Les coauteurs de l’étude, Meng et Andrew Steele, PhD, ont rappelé le moment où ils ont su qu’ils atteindraient leur objectif.

« Nous avions travaillé sans relâche pour fabriquer des persulfures instables. Ils se dégradent en sulfure d’hydrogène nauséabond, donc la première fois que nous avons senti des œufs pourris, nous savions que nous avions fait une percée », explique Steele.

Peu de temps après, ils ont découvert les thiocystéine lyases, une famille d’enzymes auparavant inconnues que la nature utilise pour fabriquer des persulfures comme intermédiaires clés pour construire toute la famille des léinamycines de produits naturels.

La collection de produits naturels a été la clé de leur succès, ajoute Edward Kalkreuter, PhD, co-auteur de l’article.

“Alors que traditionnellement une seule voie biosynthétique pouvait être étudiée à la fois, notre collection de souches nous permet désormais de découvrir des familles liées à l’évolution, comparant et évaluant ainsi de nombreuses voies similaires à la fois”, ajoute-t-il.

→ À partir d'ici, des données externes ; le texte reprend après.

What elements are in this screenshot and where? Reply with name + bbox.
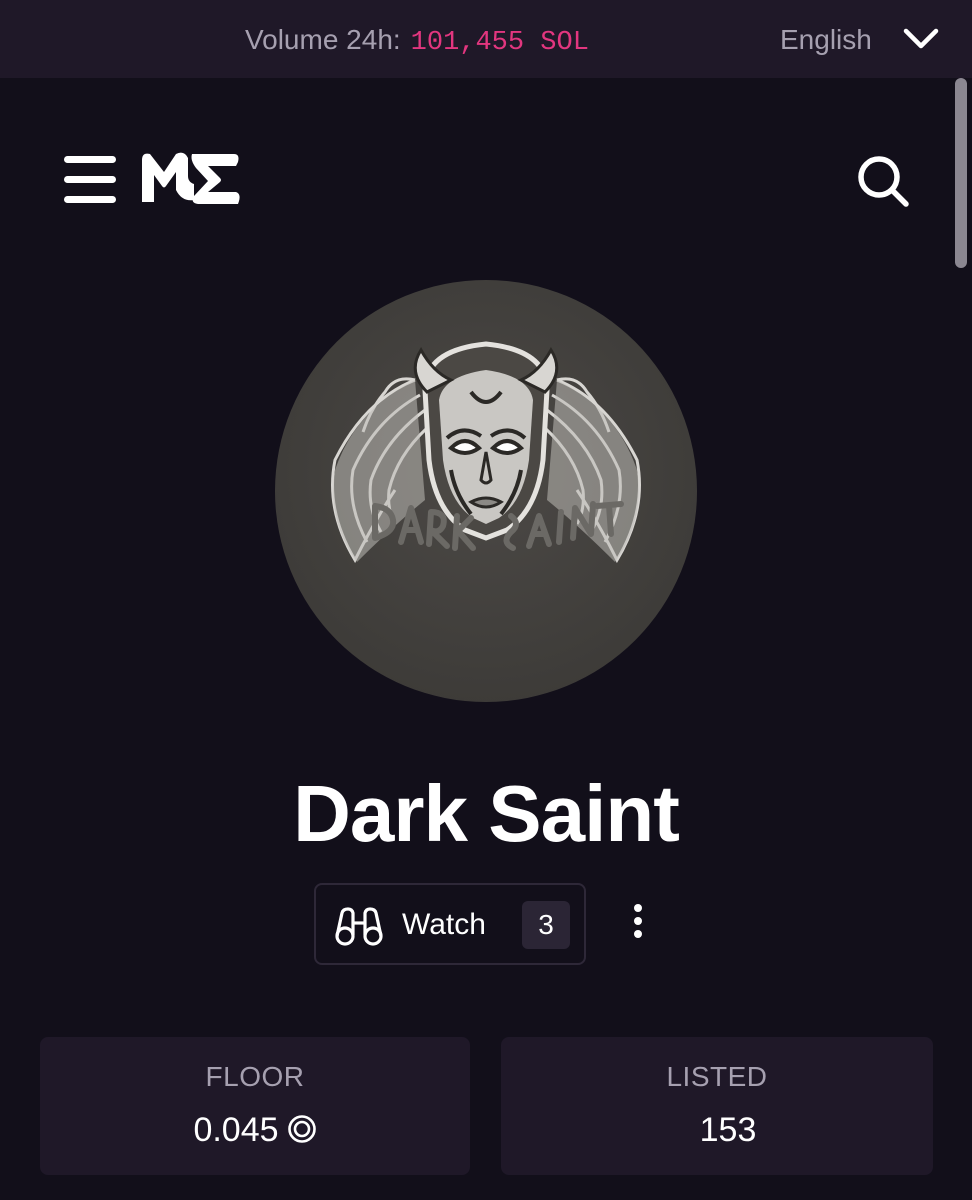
watch-count-badge: 3 <box>522 901 570 949</box>
floor-price-value: 0.045 <box>193 1111 279 1149</box>
dark-saint-logo <box>331 341 641 564</box>
sol-icon <box>287 1115 316 1143</box>
stat-card-listed: LISTED 153 <box>501 1037 933 1175</box>
stat-label-listed: LISTED <box>666 1061 768 1092</box>
watch-label: Watch <box>402 908 486 941</box>
volume-label: Volume 24h: <box>245 24 401 55</box>
stat-value-listed: 153 <box>699 1111 757 1149</box>
volume-value: 101,455 SOL <box>410 28 589 58</box>
hamburger-menu-icon[interactable] <box>62 154 118 206</box>
volume-24h: Volume 24h: 101,455 SOL <box>245 20 589 60</box>
top-bar: Volume 24h: 101,455 SOL English <box>0 0 972 78</box>
chevron-down-icon[interactable] <box>902 24 940 54</box>
search-icon[interactable] <box>855 153 911 209</box>
magic-eden-logo[interactable] <box>138 148 242 210</box>
more-options-icon[interactable] <box>627 902 649 942</box>
scrollbar[interactable] <box>955 78 967 268</box>
binoculars-icon <box>335 907 383 946</box>
stat-label-floor: FLOOR <box>205 1061 305 1092</box>
stat-card-floor: FLOOR 0.045 <box>40 1037 470 1175</box>
watch-button[interactable]: Watch 3 <box>314 883 586 965</box>
page: Volume 24h: 101,455 SOL English Dark Sai… <box>0 0 972 1200</box>
collection-title: Dark Saint <box>293 769 680 858</box>
stat-value-floor: 0.045 <box>40 1109 470 1151</box>
collection-avatar <box>275 280 697 702</box>
language-selector[interactable]: English <box>780 20 872 60</box>
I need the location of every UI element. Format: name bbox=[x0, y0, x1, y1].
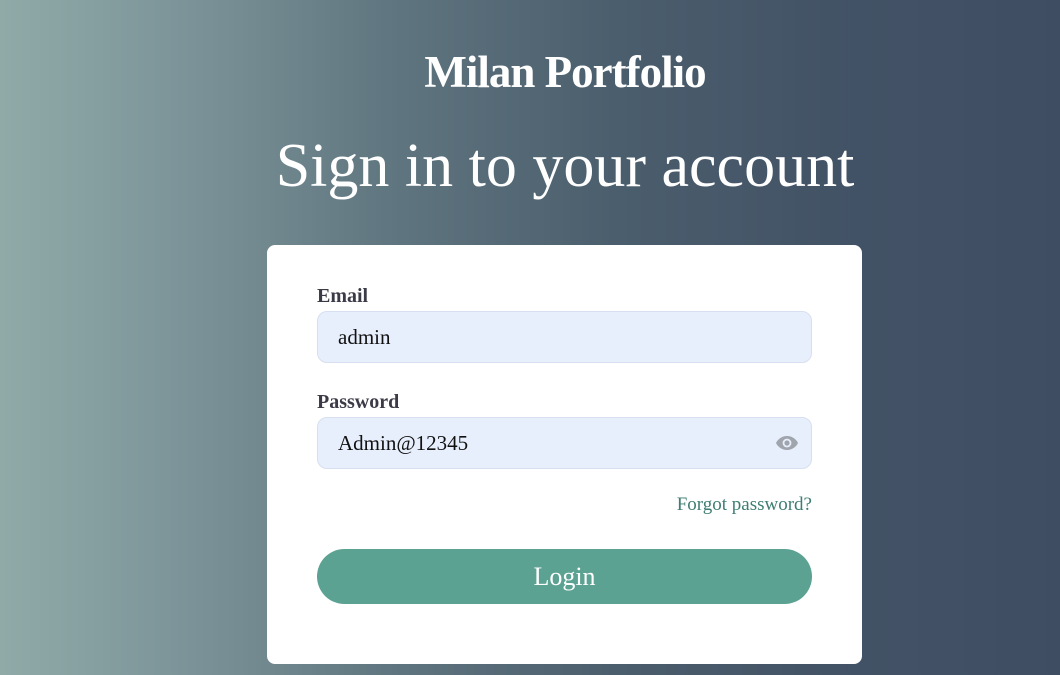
password-group: Password bbox=[317, 391, 812, 469]
email-input[interactable] bbox=[317, 311, 812, 363]
login-card: Email Password Forgot password? bbox=[267, 245, 862, 664]
email-input-wrap bbox=[317, 311, 812, 363]
eye-icon[interactable] bbox=[775, 434, 799, 452]
password-label: Password bbox=[317, 391, 400, 413]
password-input[interactable] bbox=[317, 417, 812, 469]
login-form: Email Password Forgot password? bbox=[317, 285, 812, 604]
brand-title: Milan Portfolio bbox=[424, 47, 706, 97]
eye-icon-svg bbox=[776, 436, 798, 450]
forgot-password-link[interactable]: Forgot password? bbox=[677, 494, 812, 515]
forgot-row: Forgot password? bbox=[317, 494, 812, 516]
email-label: Email bbox=[317, 285, 369, 307]
password-input-wrap bbox=[317, 417, 812, 469]
email-group: Email bbox=[317, 285, 812, 363]
page-title: Sign in to your account bbox=[275, 132, 855, 200]
login-button[interactable]: Login bbox=[317, 549, 812, 604]
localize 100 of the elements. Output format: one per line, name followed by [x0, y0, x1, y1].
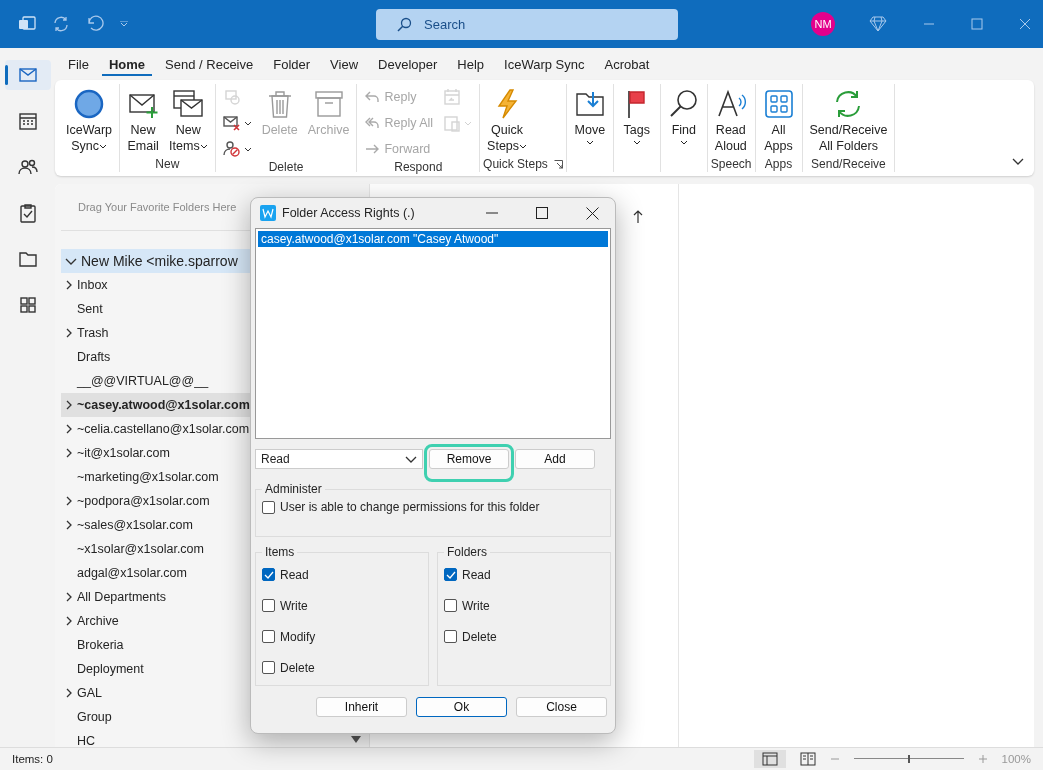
ignore-icon	[222, 88, 241, 106]
checkbox-label: User is able to change permissions for this folder	[280, 500, 540, 514]
ribbon-button[interactable]: Quick Steps	[483, 84, 532, 156]
group-label: Apps	[764, 157, 793, 171]
ribbon-button[interactable]: New Items	[165, 84, 212, 156]
device-calendar-icon	[443, 114, 462, 132]
checkbox[interactable]	[444, 599, 457, 612]
diamond-icon[interactable]	[869, 16, 887, 32]
envelope-icon	[17, 65, 38, 85]
arrow-up-icon[interactable]	[633, 210, 643, 224]
ribbon-button[interactable]: Send/Receive All Folders	[805, 84, 892, 156]
ribbon-button[interactable]: Read Aloud	[710, 84, 751, 156]
menu-tab[interactable]: Send / Receive	[158, 52, 261, 76]
menu-tab[interactable]: IceWarp Sync	[497, 52, 592, 76]
sync-icon[interactable]	[52, 15, 70, 33]
group-label: Quick Steps	[483, 157, 548, 171]
group-label: Delete	[268, 160, 304, 174]
dialog-button[interactable]: Add	[515, 449, 595, 469]
group-label: Speech	[710, 157, 752, 171]
group-title: Items	[264, 545, 296, 559]
dialog-launcher-icon[interactable]	[553, 159, 563, 169]
menu-tab[interactable]: File	[61, 52, 96, 76]
menu-tab[interactable]: Developer	[371, 52, 445, 76]
collapse-ribbon-icon	[1012, 158, 1024, 165]
rights-dropdown[interactable]: Read	[255, 449, 423, 469]
chevron-right-icon	[66, 616, 72, 626]
calendar-icon	[17, 111, 38, 131]
person-blocked-icon	[222, 140, 241, 158]
dialog-button[interactable]: Inherit	[316, 697, 407, 717]
checkbox[interactable]	[262, 661, 275, 674]
checkbox[interactable]	[262, 599, 275, 612]
envelope-x-icon	[222, 114, 241, 132]
caret-icon	[243, 120, 252, 126]
maximize-icon[interactable]	[536, 207, 548, 219]
menu-tab[interactable]: View	[323, 52, 366, 76]
ribbon-button[interactable]: Find	[663, 84, 704, 148]
group-title: Folders	[446, 545, 488, 559]
ribbon-button[interactable]: New Email	[123, 84, 164, 156]
menu-tab[interactable]: Acrobat	[597, 52, 657, 76]
circle-icon	[73, 88, 106, 120]
app-logo-icon	[260, 205, 276, 221]
checkbox[interactable]	[444, 630, 457, 643]
dialog-button[interactable]: Remove	[429, 449, 509, 469]
group-label: Respond	[394, 160, 443, 174]
caret-icon	[632, 140, 641, 146]
chevron-right-icon	[66, 688, 72, 698]
calendar-reply-icon	[443, 88, 462, 106]
folder-item[interactable]: ~celia.castellano@x1solar.com	[61, 417, 361, 441]
ribbon-button[interactable]: Move	[569, 84, 610, 148]
chevron-right-icon	[66, 520, 72, 530]
checkbox-label: Delete	[280, 660, 315, 675]
caret-icon	[464, 120, 473, 126]
search-field[interactable]: Search	[376, 8, 678, 40]
ribbon-button[interactable]: Tags	[616, 84, 657, 148]
folder-item[interactable]: Inbox	[61, 273, 361, 297]
apps-grid-icon	[17, 295, 38, 315]
chevron-right-icon	[66, 280, 72, 290]
folder-item[interactable]: ~sales@x1solar.com	[61, 513, 361, 537]
caret-icon	[98, 144, 107, 150]
folder-icon	[17, 249, 38, 269]
account-name: New Mike <mike.sparrow	[81, 253, 238, 269]
normal-view-icon[interactable]	[753, 750, 786, 768]
menu-tab[interactable]: Folder	[266, 52, 318, 76]
chevron-right-icon	[66, 400, 72, 410]
caret-icon[interactable]	[120, 21, 128, 27]
user-list-item[interactable]: casey.atwood@x1solar.com "Casey Atwood"	[258, 231, 608, 247]
close-icon[interactable]	[586, 206, 599, 220]
group-label: New	[155, 157, 180, 171]
menu-tab[interactable]: Home	[101, 52, 153, 76]
caret-icon	[585, 140, 594, 146]
calendar-envelope-icon	[172, 88, 205, 120]
reading-view-icon[interactable]	[799, 752, 816, 766]
checkbox[interactable]	[444, 568, 457, 581]
zoom-level: 100%	[1001, 753, 1031, 765]
archive-box-icon	[312, 88, 345, 120]
avatar[interactable]: NM	[811, 12, 835, 36]
caret-icon	[679, 140, 688, 146]
checkbox[interactable]	[262, 630, 275, 643]
dialog-button[interactable]: Ok	[416, 697, 507, 717]
dropdown-chevron-icon	[405, 455, 417, 463]
checkbox[interactable]	[262, 568, 275, 581]
ribbon-button[interactable]: All Apps	[758, 84, 799, 156]
caret-icon	[519, 144, 528, 150]
item-count: Items: 0	[12, 753, 53, 765]
reply-all-icon	[364, 115, 381, 131]
undo-icon[interactable]	[86, 15, 104, 33]
menu-tab[interactable]: Help	[450, 52, 492, 76]
folder-item[interactable]: Trash	[61, 321, 361, 345]
people-icon	[17, 157, 38, 177]
chevron-right-icon	[66, 328, 72, 338]
ribbon-button[interactable]: IceWarp Sync	[62, 84, 117, 156]
checkbox-label: Read	[462, 567, 491, 582]
caret-icon	[199, 144, 208, 150]
group-title: Administer	[264, 482, 323, 496]
scroll-down-icon[interactable]	[351, 736, 361, 744]
dialog-button[interactable]: Close	[516, 697, 607, 717]
clipboard-check-icon	[17, 203, 38, 223]
nav-button[interactable]	[4, 60, 51, 90]
checkbox[interactable]	[262, 500, 275, 514]
zoom-slider[interactable]	[853, 754, 964, 764]
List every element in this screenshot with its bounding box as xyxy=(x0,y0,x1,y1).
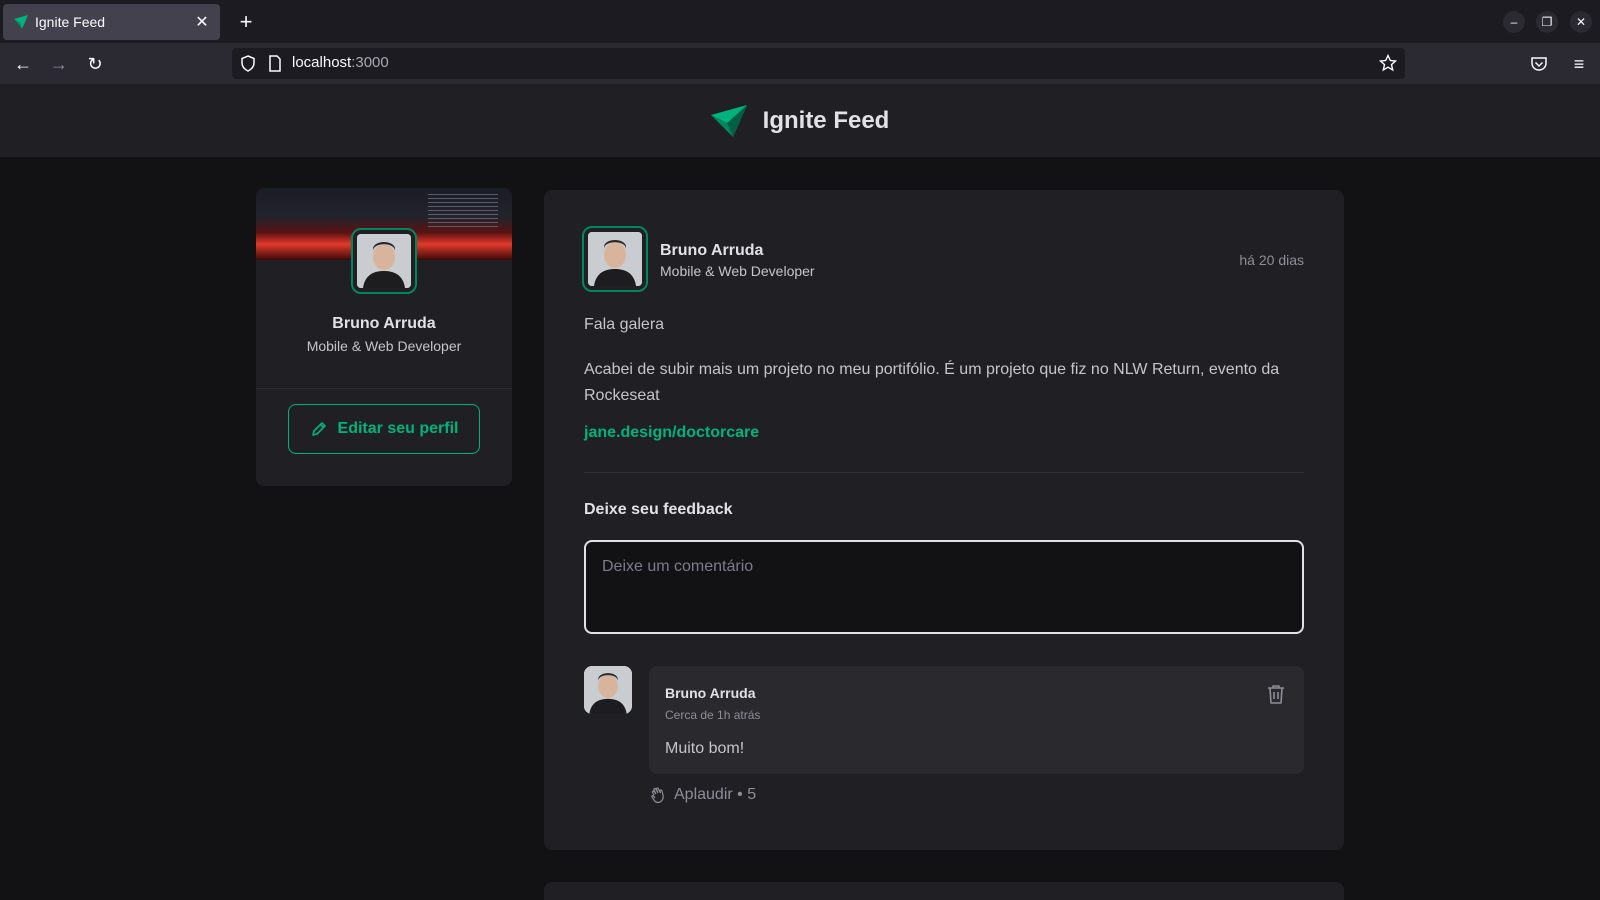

Les enzymes permettant la formation de persulfure sont susceptibles d’avoir un large éventail d’applications potentielles à l’avenir, ajoutent-ils.

“Les persulfures ont été trouvés dans de nombreux systèmes biochimiques fondamentaux et liés à des maladies, mais le domaine de la chimie de synthèse ne dispose que de quelques méthodes spécialisées pour les générer”, explique Steele. « Nous avons découvert que la nature nous a fourni une solution pour résoudre ce problème. »

La découverte actuelle enrichit la boîte à outils nécessaire pour concevoir des composés contenant du soufre et ouvre la voie aux biologistes synthétiques pour développer de toutes nouvelles classes de molécules ayant un impact sur la chimie, la biologie et la médecine, disent-ils.

“Je dis à mes étudiants, si vous voulez découvrir quelque chose, trouvez comment la nature le fait, cela peut présenter une solution”, dit Shen.

Référence : « Thiocysteine ​​lyases as polyketide synthase domains installing hydropersulfide into natural products and a hydropersulfide methyltransferase » par Song Meng, Andrew D. Steele, Wei Yan, Guohui Pan, Edward Kalkreuter, Yu-Chen Liu, Zhengren Xu et Ben Shen, 28 septembre 2021, Communication Nature.